The World Needs Fathers
March 03, 2015
Filed In: Fatherhood
We're living in a very confusing time. For whatever reason, we've stopped seeing people as uniquely beautiful, each with something to offer. Domestic violence is alarmingly high, pornography and human trafficking is arguably more prevalent than ever, rates of absentee fathers are through the roof, and marriage is no longer permanent, but stable for as long as each spouse is sufficiently benefited.
I read a terrible story last summer. A 12 year-old boy invited a neighbor boy to the local park and stabbed him to death. The boy committed the heinous crime thinking that he himself was a "bad kid" and deserved to be punished. He's being tried as an adult, the youngest murder suspect in the county's history, and has little hope of ever being able to reintegrate into society. What is the real reason that causes as 12 year old to commit murder? The answer lies in the felony child abuse charges filed against his parents. All cases are still pending.
As we've adopted rugged individualism as our credo, we've forced to the margins not only centuries of traditions that are found in every culture around the world, but also the best social science. The unfortunate discussion about the possibility of an abortion is placed squarely on the shoulders of a desperate mother, the opinion of the father is both legally and socially irrelevant.
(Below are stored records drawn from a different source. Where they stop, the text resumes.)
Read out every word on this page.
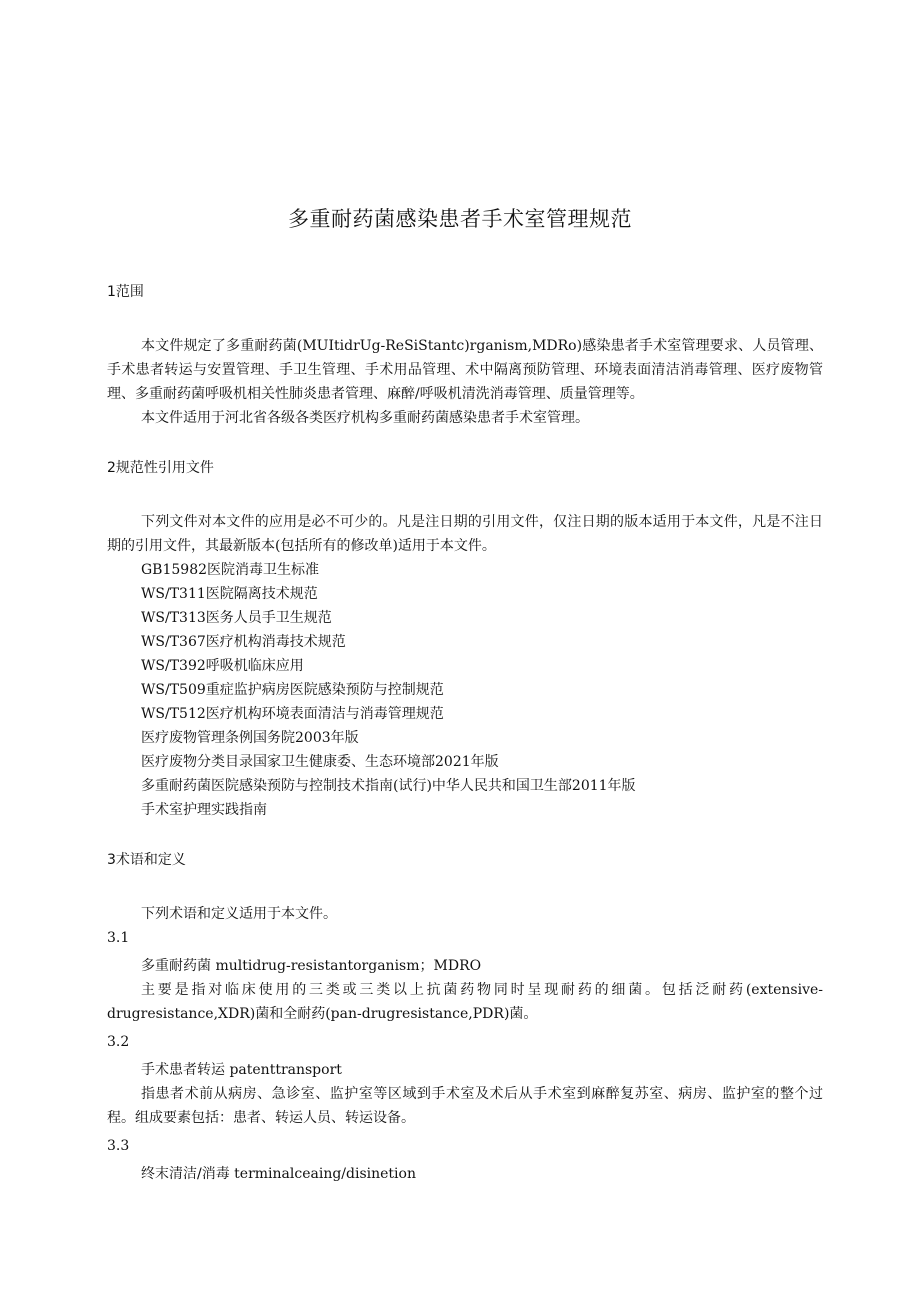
多重耐药菌感染患者手术室管理规范
1范围
本文件规定了多重耐药菌(MUItidrUg-ReSiStantc)rganism,MDRo)感染患者手术室管理要求、人员管理、手术患者转运与安置管理、手卫生管理、手术用品管理、术中隔离预防管理、环境表面清洁消毒管理、医疗废物管理、多重耐药菌呼吸机相关性肺炎患者管理、麻醉/呼吸机清洗消毒管理、质量管理等。
本文件适用于河北省各级各类医疗机构多重耐药菌感染患者手术室管理。
2规范性引用文件
下列文件对本文件的应用是必不可少的。凡是注日期的引用文件，仅注日期的版本适用于本文件，凡是不注日期的引用文件，其最新版本(包括所有的修改单)适用于本文件。
GB15982医院消毒卫生标准
WS/T311医院隔离技术规范
WS/T313医务人员手卫生规范
WS/T367医疗机构消毒技术规范
WS/T392呼吸机临床应用
WS/T509重症监护病房医院感染预防与控制规范
WS/T512医疗机构环境表面清洁与消毒管理规范
医疗废物管理条例国务院2003年版
医疗废物分类目录国家卫生健康委、生态环境部2021年版
多重耐药菌医院感染预防与控制技术指南(试行)中华人民共和国卫生部2011年版
手术室护理实践指南
3术语和定义
下列术语和定义适用于本文件。
3.1
多重耐药菌 multidrug-resistantorganism；MDRO
主要是指对临床使用的三类或三类以上抗菌药物同时呈现耐药的细菌。包括泛耐药(extensive-drugresistance,XDR)菌和全耐药(pan-drugresistance,PDR)菌。
3.2
手术患者转运 patenttransport
指患者术前从病房、急诊室、监护室等区域到手术室及术后从手术室到麻醉复苏室、病房、监护室的整个过程。组成要素包括：患者、转运人员、转运设备。
3.3
终末清洁/消毒 terminalceaing/disinetion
Even worse, far too often the father is nowhere to be found. Individualism tells us that we can do everything on our own, but the fact remains that as social beings, we do much better in community.
Social science tells us that fatherlessness is a catastrophe. Single parent homes are the greatest indicator of poverty. Men who are married before having children have extremely low instances of poverty. According to every large scale study, children who grow up with both of their biological parents are generally happier and better adjusted than their peers who did not have their father in their life.
So while we've been on the march to marginalize fathers and reduce them to nothing more than an aid to begin the cycle of human reproduction, we've made two grave errors. First, we've softened societal pressures for fathers to stay with mothers. Second, we dismissed the intrinsic value that fathers have to offer to their wives and to their children.
At the root of the problem of growing fatherlessness is our separation of sex from marriage and kids. Sex's objective is two-fold: it creates an organic bodily union that unites the minds and bodies of a married couple and second, it provides the means to complete the reproductive cycle that neither male nor female can accomplish on their own. As we've removed sex from marriage, and consequently, kids from sex, we've created a hook-up culture. Teens and young adults are engaging in pre-marital sex at high rates and the prevalence of contraceptives has only fed the machine. Sex is all about what one can gain personally and not have to "worry" about potentially conceiving a child. Of course, this is a lie and we see that reflected both in teen pregnancy and abortion rates.
The hook-up culture has done more than promote sex. It has promoted an idea that sex is about self-gratification and power. One partner is supposed to dominate the other, disregarding their personhood and dignity in the pursuit of satisfaction and pleasure. As a result, we see increased rates of sexual assaults. In the criminal justice system, sexual crimes are the 2nd most heinous crime that can be committed, the most heinous being murder. Yet, the culture has created an atmosphere that intimidates victims into silence, allowing some of the most violent people among us to walk free, able to strike again.
As our conjugal view of marriage erodes and is replaced by the revisionist view, there's less societal pressure to keep a man around when a child is conceived. We celebrate the sexual man and his many conquests, and we tolerate it when he refuses to provide material support to the child he helped create. This is why marriage is so important. It's a societal construct that grants permanence and stability to a family, ensuring that all members are cared for materially and emotionally. Sex creates kids, so if a couple isn't prepared for the lifelong responsibility and commitment that comes with raising a child, they should abstain.
When it comes to raising a child, fathers do make a difference. Both mothers and fathers have unique traits, talents, and abilities. They complement each other nicely allowing for a holistic approach to child rearing. While some single parent homes are tragically unavoidable, in homes where the mother and father live together, the father absolutely plays an important role. Fathers bring stability and security to the family. With the commitment to be around and help with the raising of the children, a mother's stress level can be significantly reduced. Fathers, by their presence and by their active involvement, can contribute to a happier life for the mother.
Even more importantly, fathers model fatherhood to children. Children must learn everything, and what they learn is passed on to future generations. So if a young boy has a disengaged father, he's likely to be a disengaged father. If a young boy has an alcoholic father, he's likely to be an alcoholic. It's possible for one bad father to have an effect felt generations down the line.
As fathers, we have something to offer. We have a right, and a duty, to be actively involved in supporting and rearing our children. We have gifts and talents that our wives don't have and that our children deserve to benefit from. Dads make a difference, so be a great one!